Um amor tão improvável que Soraya não sabia bem quando havia chegado. Apenas se viu tomada por aquele sentimento que tentou de todas as formas não sentir. Até ver o dela. Até saber que Simone também sentia.

Ao parar em um semáforo vermelho já na entrada de Três Lagoas, Soraya abriu o celular, conferindo o endereço que dona Fairte havia enviado mais cedo, copiando em seu aplicativo de GPS, pedindo a rota. A senhora indicou que, se sua filha dormisse ao longo da viagem, antes de seguirem até a propriedade, Soraya fizesse uma pausa numa pequena loja de bolos artesanais que Simone amava e onde serviam chá feito na hora, além de café.

Chegaram talvez um pouco mais cedo do que a prudência recomendava, pois Soraya não teve pena do acelerador do carro que dirigia na estrada livre de trânsito depois de pegar o jeito do veículo. Quando estavam quase no local indicado pela senhora Tebet, sentiu, antes de ver, Simone acordando ao seu lado. Seus movimentos eram muito mais contidos que os de Soraya, que se espalhava inteira ao despertar.

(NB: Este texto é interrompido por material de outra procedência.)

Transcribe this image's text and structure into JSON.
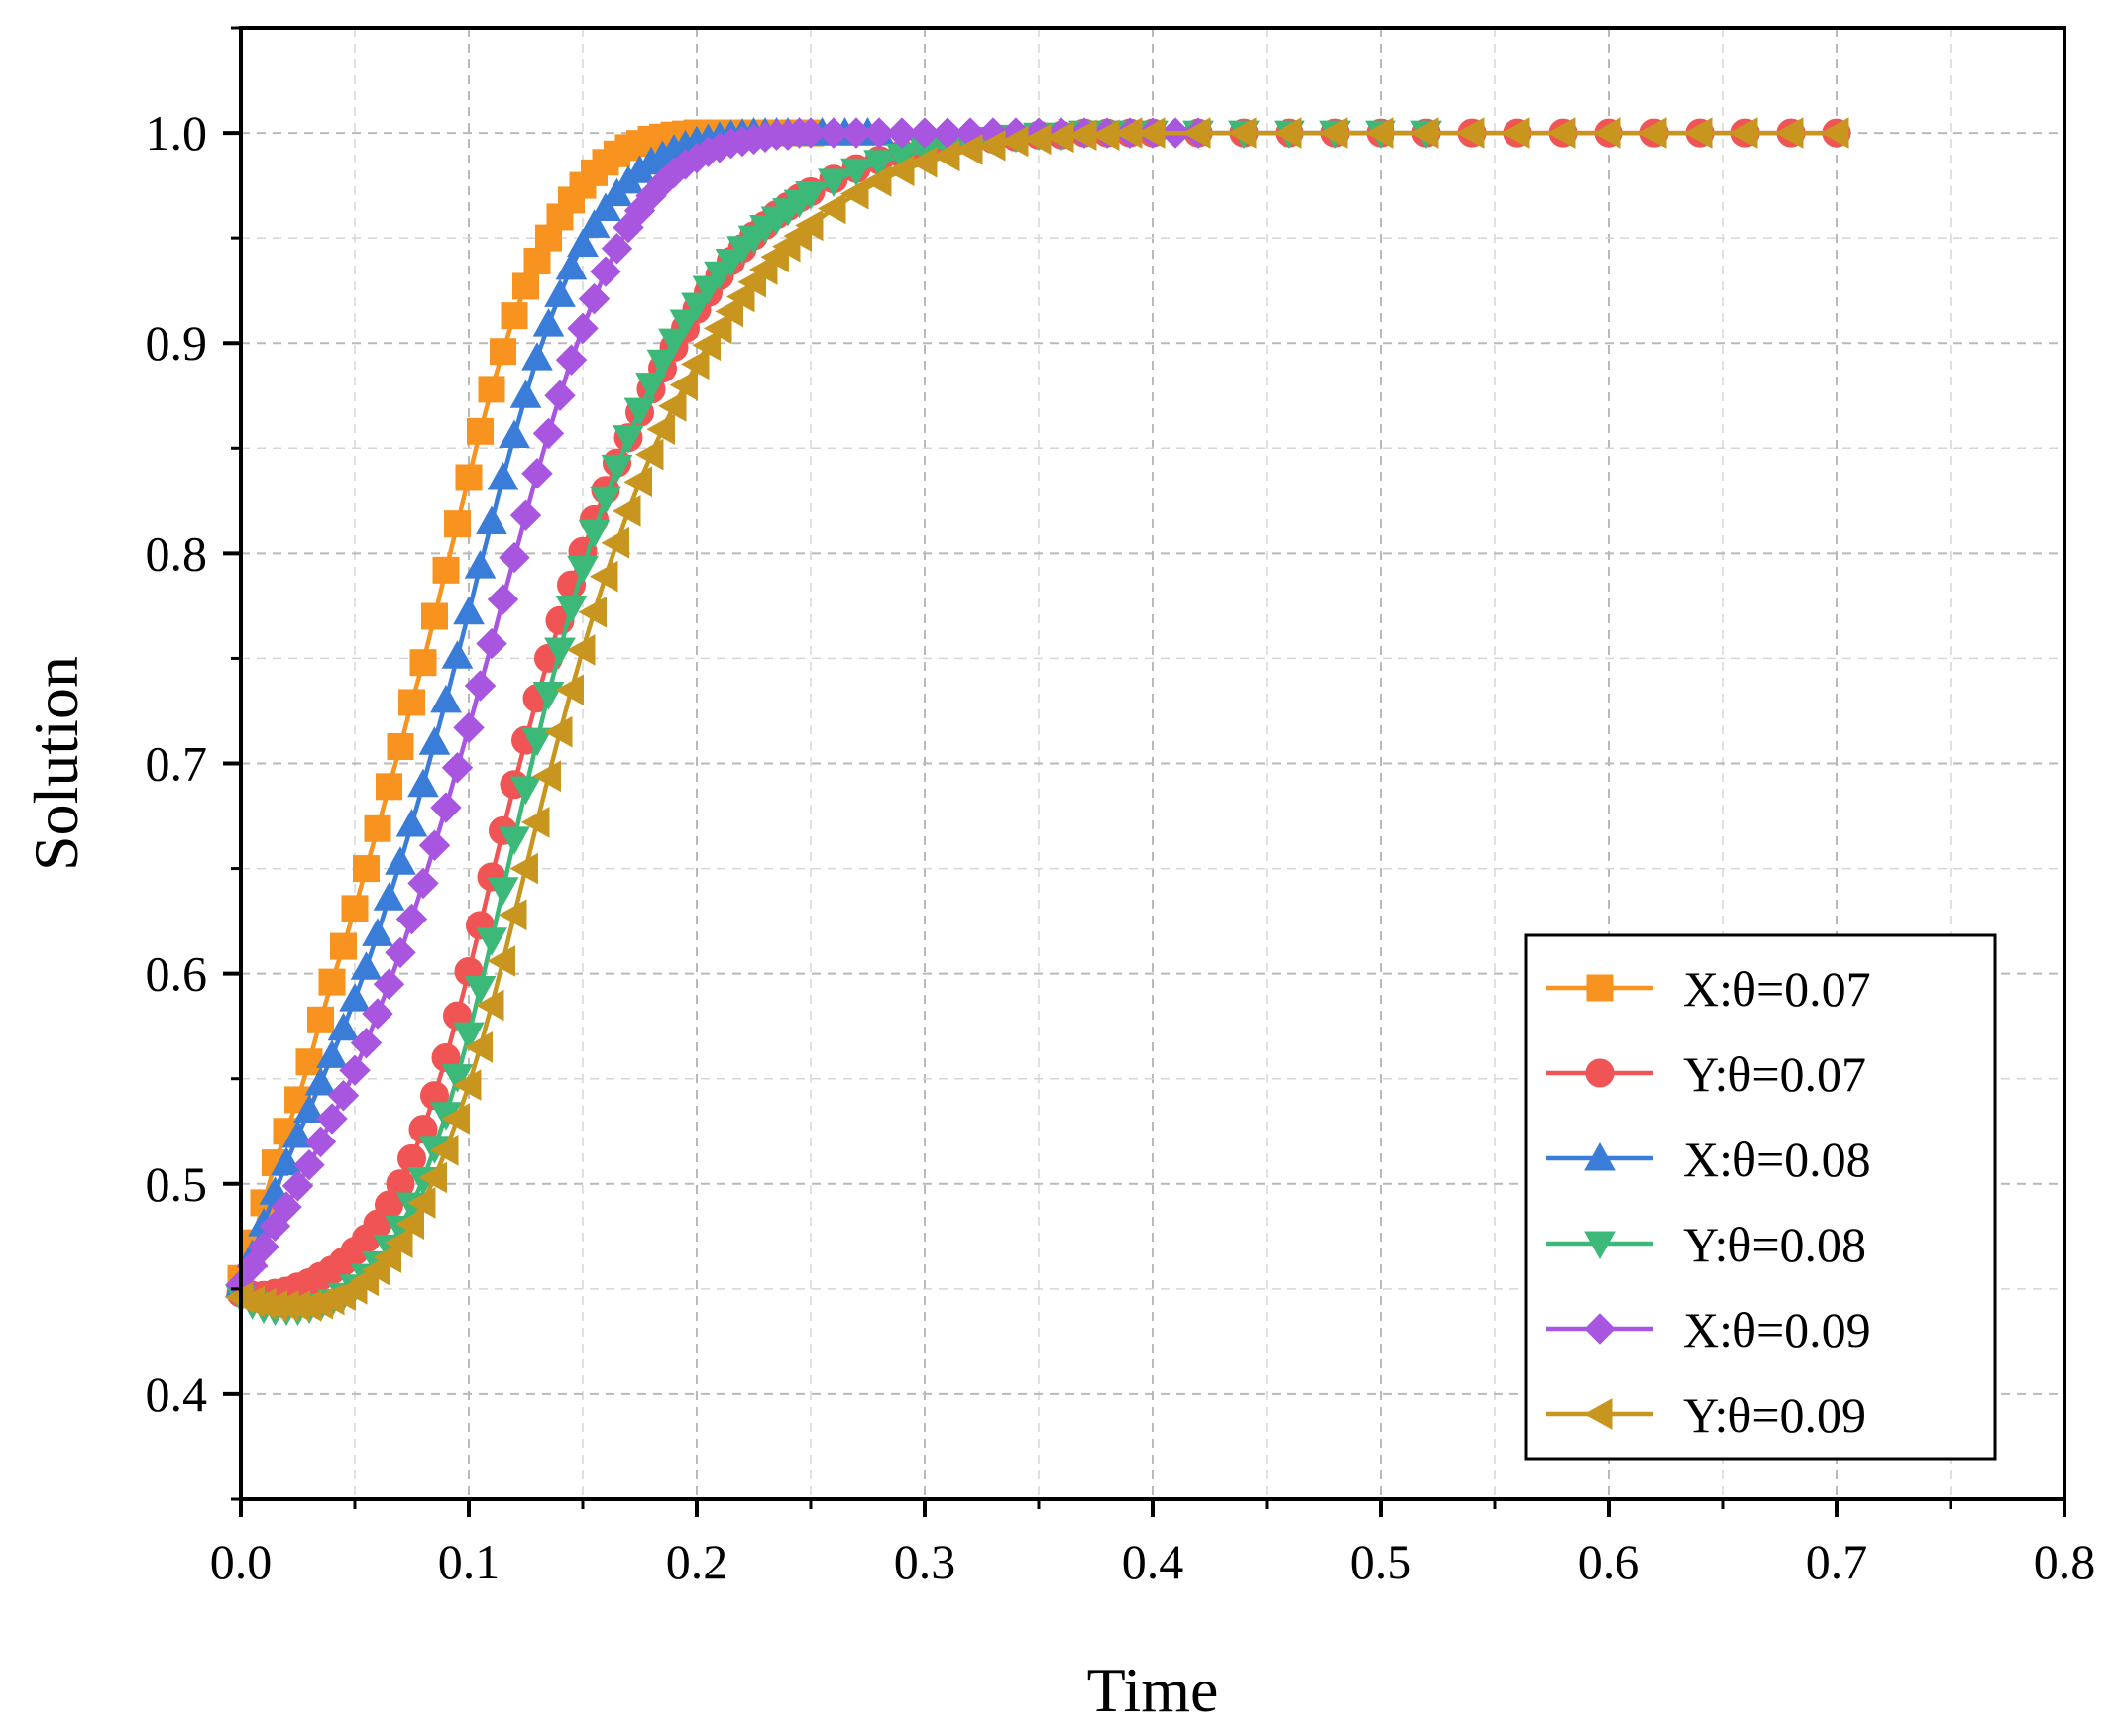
{
  "chart_data": {
    "type": "line",
    "title": "",
    "xlabel": "Time",
    "ylabel": "Solution",
    "xlim": [
      0.0,
      0.8
    ],
    "ylim": [
      0.35,
      1.05
    ],
    "xticks": [
      "0.0",
      "0.1",
      "0.2",
      "0.3",
      "0.4",
      "0.5",
      "0.6",
      "0.7",
      "0.8"
    ],
    "yticks": [
      "0.4",
      "0.5",
      "0.6",
      "0.7",
      "0.8",
      "0.9",
      "1.0"
    ],
    "grid": true,
    "legend_position": "bottom-right",
    "series": [
      {
        "name": "X:θ=0.07",
        "color": "#F7931E",
        "marker": "square",
        "x": [
          0.0,
          0.005,
          0.01,
          0.015,
          0.02,
          0.025,
          0.03,
          0.035,
          0.04,
          0.045,
          0.05,
          0.055,
          0.06,
          0.065,
          0.07,
          0.075,
          0.08,
          0.085,
          0.09,
          0.095,
          0.1,
          0.105,
          0.11,
          0.115,
          0.12,
          0.125,
          0.13,
          0.135,
          0.14,
          0.145,
          0.15,
          0.155,
          0.16,
          0.165,
          0.17,
          0.175,
          0.18,
          0.185,
          0.19,
          0.195,
          0.2,
          0.205,
          0.21,
          0.215,
          0.22,
          0.225,
          0.23,
          0.235,
          0.24,
          0.245,
          0.25
        ],
        "y": [
          0.455,
          0.472,
          0.491,
          0.51,
          0.525,
          0.54,
          0.558,
          0.578,
          0.596,
          0.613,
          0.631,
          0.65,
          0.669,
          0.689,
          0.708,
          0.729,
          0.748,
          0.77,
          0.792,
          0.814,
          0.836,
          0.858,
          0.878,
          0.896,
          0.913,
          0.927,
          0.939,
          0.95,
          0.96,
          0.968,
          0.975,
          0.981,
          0.986,
          0.99,
          0.993,
          0.995,
          0.997,
          0.998,
          0.999,
          0.9995,
          1.0,
          1.0,
          1.0,
          1.0,
          1.0,
          1.0,
          1.0,
          1.0,
          1.0,
          1.0,
          1.0
        ]
      },
      {
        "name": "Y:θ=0.07",
        "color": "#F05454",
        "marker": "circle",
        "x": [
          0.0,
          0.005,
          0.01,
          0.015,
          0.02,
          0.025,
          0.03,
          0.035,
          0.04,
          0.045,
          0.05,
          0.055,
          0.06,
          0.065,
          0.07,
          0.075,
          0.08,
          0.085,
          0.09,
          0.095,
          0.1,
          0.105,
          0.11,
          0.115,
          0.12,
          0.125,
          0.13,
          0.135,
          0.14,
          0.145,
          0.15,
          0.155,
          0.16,
          0.165,
          0.17,
          0.175,
          0.18,
          0.185,
          0.19,
          0.195,
          0.2,
          0.205,
          0.21,
          0.215,
          0.22,
          0.225,
          0.23,
          0.235,
          0.24,
          0.245,
          0.25,
          0.26,
          0.27,
          0.28,
          0.29,
          0.3,
          0.31,
          0.32,
          0.33,
          0.34,
          0.35,
          0.36,
          0.37,
          0.38,
          0.39,
          0.4,
          0.42,
          0.44,
          0.46,
          0.48,
          0.5,
          0.52,
          0.54,
          0.56,
          0.58,
          0.6,
          0.62,
          0.64,
          0.66,
          0.68,
          0.7
        ],
        "y": [
          0.448,
          0.447,
          0.447,
          0.448,
          0.449,
          0.451,
          0.453,
          0.456,
          0.459,
          0.463,
          0.468,
          0.474,
          0.481,
          0.49,
          0.5,
          0.512,
          0.526,
          0.542,
          0.56,
          0.58,
          0.601,
          0.623,
          0.646,
          0.668,
          0.69,
          0.711,
          0.731,
          0.75,
          0.768,
          0.785,
          0.801,
          0.816,
          0.83,
          0.843,
          0.855,
          0.867,
          0.878,
          0.888,
          0.898,
          0.907,
          0.916,
          0.924,
          0.932,
          0.939,
          0.945,
          0.951,
          0.956,
          0.961,
          0.965,
          0.969,
          0.972,
          0.978,
          0.983,
          0.987,
          0.99,
          0.993,
          0.995,
          0.996,
          0.997,
          0.998,
          0.999,
          0.999,
          1.0,
          1.0,
          1.0,
          1.0,
          1.0,
          1.0,
          1.0,
          1.0,
          1.0,
          1.0,
          1.0,
          1.0,
          1.0,
          1.0,
          1.0,
          1.0,
          1.0,
          1.0,
          1.0
        ]
      },
      {
        "name": "X:θ=0.08",
        "color": "#3A7DD8",
        "marker": "triangle-up",
        "x": [
          0.0,
          0.005,
          0.01,
          0.015,
          0.02,
          0.025,
          0.03,
          0.035,
          0.04,
          0.045,
          0.05,
          0.055,
          0.06,
          0.065,
          0.07,
          0.075,
          0.08,
          0.085,
          0.09,
          0.095,
          0.1,
          0.105,
          0.11,
          0.115,
          0.12,
          0.125,
          0.13,
          0.135,
          0.14,
          0.145,
          0.15,
          0.155,
          0.16,
          0.165,
          0.17,
          0.175,
          0.18,
          0.185,
          0.19,
          0.195,
          0.2,
          0.205,
          0.21,
          0.215,
          0.22,
          0.225,
          0.23,
          0.235,
          0.24,
          0.245,
          0.25,
          0.255,
          0.26,
          0.265,
          0.27,
          0.275,
          0.28
        ],
        "y": [
          0.452,
          0.466,
          0.481,
          0.496,
          0.51,
          0.523,
          0.535,
          0.548,
          0.561,
          0.574,
          0.588,
          0.603,
          0.619,
          0.636,
          0.653,
          0.671,
          0.69,
          0.71,
          0.73,
          0.751,
          0.772,
          0.794,
          0.815,
          0.836,
          0.856,
          0.875,
          0.893,
          0.909,
          0.923,
          0.936,
          0.947,
          0.956,
          0.964,
          0.971,
          0.977,
          0.982,
          0.986,
          0.989,
          0.992,
          0.994,
          0.996,
          0.997,
          0.998,
          0.999,
          0.9995,
          1.0,
          1.0,
          1.0,
          1.0,
          1.0,
          1.0,
          1.0,
          1.0,
          1.0,
          1.0,
          1.0,
          1.0
        ]
      },
      {
        "name": "Y:θ=0.08",
        "color": "#3CB878",
        "marker": "triangle-down",
        "x": [
          0.0,
          0.005,
          0.01,
          0.015,
          0.02,
          0.025,
          0.03,
          0.035,
          0.04,
          0.045,
          0.05,
          0.055,
          0.06,
          0.065,
          0.07,
          0.075,
          0.08,
          0.085,
          0.09,
          0.095,
          0.1,
          0.105,
          0.11,
          0.115,
          0.12,
          0.125,
          0.13,
          0.135,
          0.14,
          0.145,
          0.15,
          0.155,
          0.16,
          0.165,
          0.17,
          0.175,
          0.18,
          0.185,
          0.19,
          0.195,
          0.2,
          0.205,
          0.21,
          0.215,
          0.22,
          0.225,
          0.23,
          0.235,
          0.24,
          0.245,
          0.25,
          0.26,
          0.27,
          0.28,
          0.29,
          0.3,
          0.31,
          0.32,
          0.33,
          0.34,
          0.35,
          0.36,
          0.37,
          0.38,
          0.39,
          0.4,
          0.42,
          0.44,
          0.46,
          0.48,
          0.5,
          0.52
        ],
        "y": [
          0.446,
          0.443,
          0.441,
          0.44,
          0.44,
          0.44,
          0.441,
          0.442,
          0.444,
          0.447,
          0.451,
          0.456,
          0.462,
          0.47,
          0.479,
          0.49,
          0.502,
          0.517,
          0.533,
          0.551,
          0.571,
          0.593,
          0.616,
          0.64,
          0.664,
          0.688,
          0.711,
          0.733,
          0.754,
          0.774,
          0.793,
          0.81,
          0.826,
          0.841,
          0.855,
          0.868,
          0.88,
          0.891,
          0.901,
          0.91,
          0.918,
          0.926,
          0.933,
          0.939,
          0.945,
          0.95,
          0.955,
          0.959,
          0.963,
          0.967,
          0.971,
          0.977,
          0.982,
          0.986,
          0.989,
          0.992,
          0.994,
          0.996,
          0.997,
          0.998,
          0.999,
          0.999,
          1.0,
          1.0,
          1.0,
          1.0,
          1.0,
          1.0,
          1.0,
          1.0,
          1.0,
          1.0
        ]
      },
      {
        "name": "X:θ=0.09",
        "color": "#A855E0",
        "marker": "diamond",
        "x": [
          0.0,
          0.005,
          0.01,
          0.015,
          0.02,
          0.025,
          0.03,
          0.035,
          0.04,
          0.045,
          0.05,
          0.055,
          0.06,
          0.065,
          0.07,
          0.075,
          0.08,
          0.085,
          0.09,
          0.095,
          0.1,
          0.105,
          0.11,
          0.115,
          0.12,
          0.125,
          0.13,
          0.135,
          0.14,
          0.145,
          0.15,
          0.155,
          0.16,
          0.165,
          0.17,
          0.175,
          0.18,
          0.185,
          0.19,
          0.195,
          0.2,
          0.205,
          0.21,
          0.215,
          0.22,
          0.225,
          0.23,
          0.235,
          0.24,
          0.245,
          0.25,
          0.26,
          0.27,
          0.28,
          0.29,
          0.3,
          0.31,
          0.32,
          0.33,
          0.34,
          0.35,
          0.36,
          0.37,
          0.38,
          0.39,
          0.4,
          0.41,
          0.42
        ],
        "y": [
          0.452,
          0.461,
          0.47,
          0.48,
          0.489,
          0.499,
          0.509,
          0.52,
          0.531,
          0.542,
          0.554,
          0.567,
          0.581,
          0.595,
          0.61,
          0.626,
          0.643,
          0.661,
          0.679,
          0.698,
          0.717,
          0.737,
          0.757,
          0.778,
          0.798,
          0.818,
          0.838,
          0.857,
          0.875,
          0.892,
          0.907,
          0.921,
          0.934,
          0.945,
          0.955,
          0.963,
          0.97,
          0.976,
          0.981,
          0.985,
          0.988,
          0.991,
          0.993,
          0.995,
          0.996,
          0.997,
          0.998,
          0.999,
          0.999,
          1.0,
          1.0,
          1.0,
          1.0,
          1.0,
          1.0,
          1.0,
          1.0,
          1.0,
          1.0,
          1.0,
          1.0,
          1.0,
          1.0,
          1.0,
          1.0,
          1.0,
          1.0,
          1.0
        ]
      },
      {
        "name": "Y:θ=0.09",
        "color": "#C8961E",
        "marker": "triangle-left",
        "x": [
          0.0,
          0.005,
          0.01,
          0.015,
          0.02,
          0.025,
          0.03,
          0.035,
          0.04,
          0.045,
          0.05,
          0.055,
          0.06,
          0.065,
          0.07,
          0.075,
          0.08,
          0.085,
          0.09,
          0.095,
          0.1,
          0.105,
          0.11,
          0.115,
          0.12,
          0.125,
          0.13,
          0.135,
          0.14,
          0.145,
          0.15,
          0.155,
          0.16,
          0.165,
          0.17,
          0.175,
          0.18,
          0.185,
          0.19,
          0.195,
          0.2,
          0.205,
          0.21,
          0.215,
          0.22,
          0.225,
          0.23,
          0.235,
          0.24,
          0.245,
          0.25,
          0.26,
          0.27,
          0.28,
          0.29,
          0.3,
          0.31,
          0.32,
          0.33,
          0.34,
          0.35,
          0.36,
          0.37,
          0.38,
          0.39,
          0.4,
          0.42,
          0.44,
          0.46,
          0.48,
          0.5,
          0.52,
          0.54,
          0.56,
          0.58,
          0.6,
          0.62,
          0.64,
          0.66,
          0.68,
          0.7
        ],
        "y": [
          0.446,
          0.444,
          0.443,
          0.442,
          0.442,
          0.442,
          0.442,
          0.443,
          0.445,
          0.447,
          0.45,
          0.454,
          0.459,
          0.465,
          0.472,
          0.481,
          0.491,
          0.503,
          0.516,
          0.531,
          0.547,
          0.565,
          0.585,
          0.606,
          0.628,
          0.65,
          0.672,
          0.694,
          0.715,
          0.735,
          0.754,
          0.772,
          0.789,
          0.805,
          0.82,
          0.834,
          0.847,
          0.859,
          0.87,
          0.88,
          0.89,
          0.899,
          0.907,
          0.915,
          0.922,
          0.929,
          0.935,
          0.941,
          0.946,
          0.951,
          0.956,
          0.964,
          0.971,
          0.977,
          0.982,
          0.986,
          0.989,
          0.992,
          0.994,
          0.996,
          0.997,
          0.998,
          0.999,
          0.999,
          1.0,
          1.0,
          1.0,
          1.0,
          1.0,
          1.0,
          1.0,
          1.0,
          1.0,
          1.0,
          1.0,
          1.0,
          1.0,
          1.0,
          1.0,
          1.0,
          1.0
        ]
      }
    ]
  }
}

A loira sorriu, mesmo sem tirar os olhos da pista, ao ouvir o suspiro da morena tentando esticar seu corpo dentro do carro. Simone não conteve nem o sorriso e nem as ondas de ternura marulhando em seu peito ao encontrar o perfil de Soraya, que tinha posto seus óculos e mantinha os olhos atentos às ruas. Quando conferiu as horas em seu celular, sem se importar com as mais de mil mensagens não lidas que suas notificações indicavam, a morena franziu o cenho.

- Yaya, quantos limites de velocidade você ultrapassou? – quis saber enquanto ajeitava o corpo e tentava esticar a coluna.

- Tenho o direito de permanecer calada, doutora Tebet – a loira respondeu em tom de brincadeira, desmanchando qualquer ar de repreensão que Simone tivesse.

- É, oncinha... pois saiba que eu não tenho nenhuma multa de trânsito e nem pontos na minha carteira de motorista.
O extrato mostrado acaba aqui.